En juin 2010. le sénateur américain, Richard Lugar a publié un rapport intitulé « Haïti : Pas de leadership — pas d’élections » Le rapport, adressé au Comité des relations étrangères du Sénat américain, contient en réalité une série d’instructions pour le président sortant René Préval, qui, espère Lugar, assurera la « légitimité » du régime actuel.

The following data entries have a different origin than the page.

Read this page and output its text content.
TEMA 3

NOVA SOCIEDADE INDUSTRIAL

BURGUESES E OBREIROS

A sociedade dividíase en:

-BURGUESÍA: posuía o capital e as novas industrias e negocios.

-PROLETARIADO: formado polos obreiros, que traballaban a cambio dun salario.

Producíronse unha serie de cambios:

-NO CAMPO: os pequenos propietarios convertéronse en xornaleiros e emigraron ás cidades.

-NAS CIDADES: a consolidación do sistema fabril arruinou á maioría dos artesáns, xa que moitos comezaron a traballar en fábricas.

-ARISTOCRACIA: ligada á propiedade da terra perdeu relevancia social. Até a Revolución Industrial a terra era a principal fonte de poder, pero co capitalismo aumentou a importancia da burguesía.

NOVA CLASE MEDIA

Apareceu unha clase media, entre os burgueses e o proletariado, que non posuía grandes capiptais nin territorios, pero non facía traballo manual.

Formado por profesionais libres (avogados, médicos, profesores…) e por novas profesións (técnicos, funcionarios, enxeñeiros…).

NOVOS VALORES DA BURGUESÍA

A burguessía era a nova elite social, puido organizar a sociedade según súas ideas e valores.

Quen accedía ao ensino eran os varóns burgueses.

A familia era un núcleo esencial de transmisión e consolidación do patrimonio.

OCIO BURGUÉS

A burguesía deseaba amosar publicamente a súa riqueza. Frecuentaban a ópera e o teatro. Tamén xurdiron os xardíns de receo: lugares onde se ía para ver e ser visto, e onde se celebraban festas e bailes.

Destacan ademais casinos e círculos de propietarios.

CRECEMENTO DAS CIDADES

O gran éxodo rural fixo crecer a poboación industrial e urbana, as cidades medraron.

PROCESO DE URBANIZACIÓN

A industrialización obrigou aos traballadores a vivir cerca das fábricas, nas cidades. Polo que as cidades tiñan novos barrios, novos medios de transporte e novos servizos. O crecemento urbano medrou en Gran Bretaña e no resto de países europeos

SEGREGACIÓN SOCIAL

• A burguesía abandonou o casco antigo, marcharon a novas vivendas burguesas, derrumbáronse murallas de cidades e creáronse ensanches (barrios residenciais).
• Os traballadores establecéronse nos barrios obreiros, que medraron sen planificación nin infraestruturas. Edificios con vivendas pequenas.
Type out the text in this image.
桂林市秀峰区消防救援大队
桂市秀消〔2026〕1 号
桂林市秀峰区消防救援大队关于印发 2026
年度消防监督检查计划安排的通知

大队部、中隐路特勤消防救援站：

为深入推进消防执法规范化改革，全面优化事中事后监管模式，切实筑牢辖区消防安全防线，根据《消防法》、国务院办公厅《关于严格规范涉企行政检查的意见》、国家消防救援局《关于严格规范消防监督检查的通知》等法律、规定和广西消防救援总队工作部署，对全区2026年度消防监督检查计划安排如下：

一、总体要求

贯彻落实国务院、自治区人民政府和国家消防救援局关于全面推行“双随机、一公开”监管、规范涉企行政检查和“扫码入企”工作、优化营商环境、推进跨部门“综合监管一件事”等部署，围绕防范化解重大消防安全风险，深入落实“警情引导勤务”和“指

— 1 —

Lugar a comparé sans détour Haïti aux pays du Moyen-Orient occupé par les États-Unis: « Les leçons apprises en Irak et en Afghanistan démontrent que la principale contrainte à la reconstruction de pays dévastés, déchirés par la guerre ou autrement, est l’absence d’une direction forte et transparente. »

Comme dans la maxime selon laquelle celui qui paie le musicien décide de la chanson, Lugar a fait la menace que malgré que « les États-Unis et la communauté internationale avaient démontré leur désir d’appuyer le peuple haïtien… cet engagement ne devrait pas être pris pour acquis. »

En contrepartie de son financement, Lugar intimait la communauté internationale de se réserver le droit de dicter comment le CEP allait mener les élections. Son rapport dictait à Préval « d’entreprendre la restructuration appropriée du membership du CEP, en concertation avec les partenaires internationaux ».

Le gouvernement des États-Unis est particulièrement sensible au rôle joué par le parti Fanmi Lavalas. Le coup d’État soutenu par les États-Unis en 2004 chassa le président élu Jean Bertrand Aristide, un des dirigeants de ce parti. Le rapport de Lugar ajoute que la « communauté internationale des donateurs » devrait « chercher à obtenir une entente avec le CEP et tous les partis politiques, incluant les factions du Fanmi Lavalas, afin d’assurer que tous les partis rencontrent les critères légaux du CEP. »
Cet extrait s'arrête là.